Crist, the quarterback, is quite good though. He has passed for 2,119 yards and 16 touchdowns in helping Notre Dame to an 8-1 record entering its Friday night Serra League title decider against visiting Encino Crespi. He has developed a strong arm and excellent mobility. He also makes wise decisions, as demonstrated by having only one pass intercepted this season.
Rooney, in his 28th season, has said that Garrett Green was his best quarterback all-time. Green, now at USC, was someone who could take off and run for an 80-yard touchdown at a moment's notice because of his exceptional speed. Though not as fast, Crist has become equally adept at guiding Notre Dame's offense, and he had a 70-yard touchdown run last week against La Puente Bishop Amat.
"He's throwing the ball extremely well and making great decisions," Rooney said.
But Crist's intangibles are what leave no doubt about his future success.
Whether standing in a huddle, walking around campus or sitting at a lunch table, Crist is a leader. People don't simply follow him because of what he says, they place their trust in him because of the way he treats others.
"Kids will run through a wall for that guy," said Dana Potter, who coached Crist in youth football. "They know he's the type of kid who'd do anything for them."
Said Crist: "When I meet someone, I try to earn their respect. The definition of leadership for me is making other people around you better."
Football is a game of emotion, and people expect the quarterback to be vocal and animated. Crist can give an inspirational halftime talk, but he's usually the calmest player on the field. He doesn't use profanity as a way to fire up a teammate and won't resort to a disingenuous dressing down of someone to get their attention.
"It goes back to that underlining theme, show people respect," he said.
When Crist speaks, people listen because they know what he says comes from his heart. When he acts decisively, people pay attention because they know it's a genuine, selfless moment.
Once a week, Crist speaks with Weis on the phone. The conversations usually last 15 to 30 minutes. They also communicate by e-mail. Crist has sensed Weis' emotional ups and downs this season as Notre Dame struggles with a 1-8 record, but he enjoys learning from his future coach.
"It's a real comfortable relationship," he said. "We talk about what's going on with their week and game plan and he's interested in knowing what we're doing. He's a very emotional person. It's tough to talk to him on the phone because you can't get facial reactions. I love his personality."

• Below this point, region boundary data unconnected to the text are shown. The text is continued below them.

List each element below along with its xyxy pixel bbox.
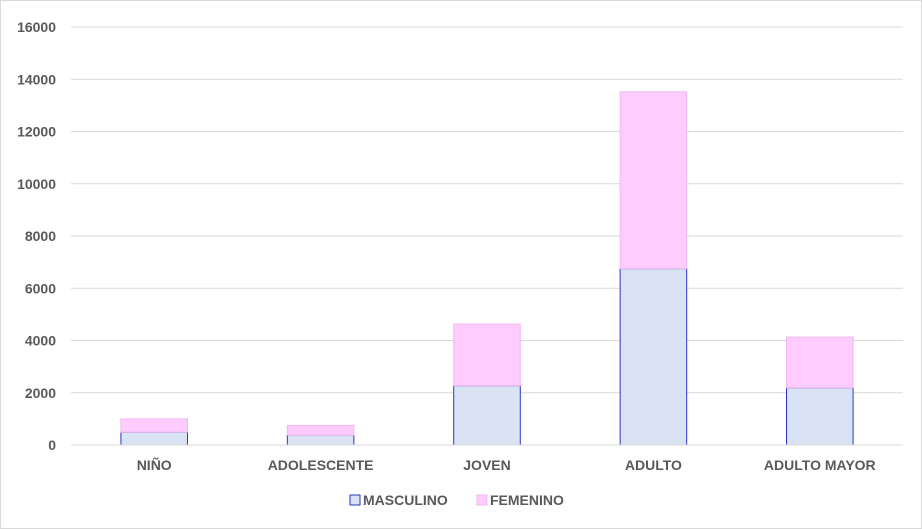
y-tick-label: 6000 xyxy=(25,280,56,296)
y-tick-label: 12000 xyxy=(17,124,56,140)
bar-femenino xyxy=(120,418,188,433)
y-tick-label: 10000 xyxy=(17,176,56,192)
bar-masculino xyxy=(619,268,688,446)
legend-swatch-femenino xyxy=(476,494,488,506)
x-tick-label: ADULTO xyxy=(625,457,682,473)
x-tick-label: ADOLESCENTE xyxy=(268,457,374,473)
bar-femenino xyxy=(453,323,521,387)
axes: 0 2000 4000 6000 8000 10000 12000 14000 16000 NIÑ… xyxy=(17,19,903,473)
y-tick-label: 4000 xyxy=(25,333,56,349)
y-tick-label: 16000 xyxy=(17,19,56,35)
legend-label-masculino: MASCULINO xyxy=(363,492,448,508)
bar-masculino xyxy=(286,434,355,446)
y-tick-label: 0 xyxy=(48,437,56,453)
gridlines xyxy=(71,26,903,394)
bar-masculino xyxy=(120,431,188,446)
x-tick-label: JOVEN xyxy=(463,457,510,473)
bar-femenino xyxy=(286,424,355,436)
legend: MASCULINO FEMENINO xyxy=(349,492,564,508)
bar-masculino xyxy=(786,387,854,446)
x-tick-label: NIÑO xyxy=(137,456,172,473)
y-tick-label: 2000 xyxy=(25,385,56,401)
x-tick-label: ADULTO MAYOR xyxy=(764,457,876,473)
bar-femenino xyxy=(786,336,854,389)
bar-masculino xyxy=(453,385,521,446)
legend-label-femenino: FEMENINO xyxy=(490,492,564,508)
legend-swatch-masculino xyxy=(349,494,361,506)
y-tick-label: 8000 xyxy=(25,228,56,244)
bar-femenino xyxy=(619,91,688,270)
y-tick-label: 14000 xyxy=(17,71,56,87)
bars xyxy=(120,91,854,446)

Crist loves competition, and that's why he didn't shy away from choosing a college that signed Jimmy Clausen, the most highly recruited quarterback in the nation last year. Interestingly, they both attended the same middle school for one year in Chatsworth.
"That was one of the things that excited me most about Notre Dame," Crist said. "I think I play my best football when the most pressure is put on me. I love competing. I need someone to push me."
Through the years, Crist has learned plenty from his parents, coaches, friends and teachers. Last summer, he participated in a four-day immersion program in San Jose, staying four days at a homeless shelter to learn, first-hand, about poverty and the impact charity work can have on others. What he saw and the people he met made for a "life-changing experience."
"It felt so good to serve other people and help," he said.
Connelly, Notre Dame's principal, said, "When Dayne came back and spoke to the faculty and student body, it was so inspiring because he was so humble and so real."
Crist has become a national figure at age 18, his face plastered around the Internet, with the hopes of Notre Dame's once-fabled college football program perhaps one day falling on his shoulders.
Whatever happens, he intends to follow his moral compass, and that revolves around being "a good person." That's his treasure, and no one is going to take it away.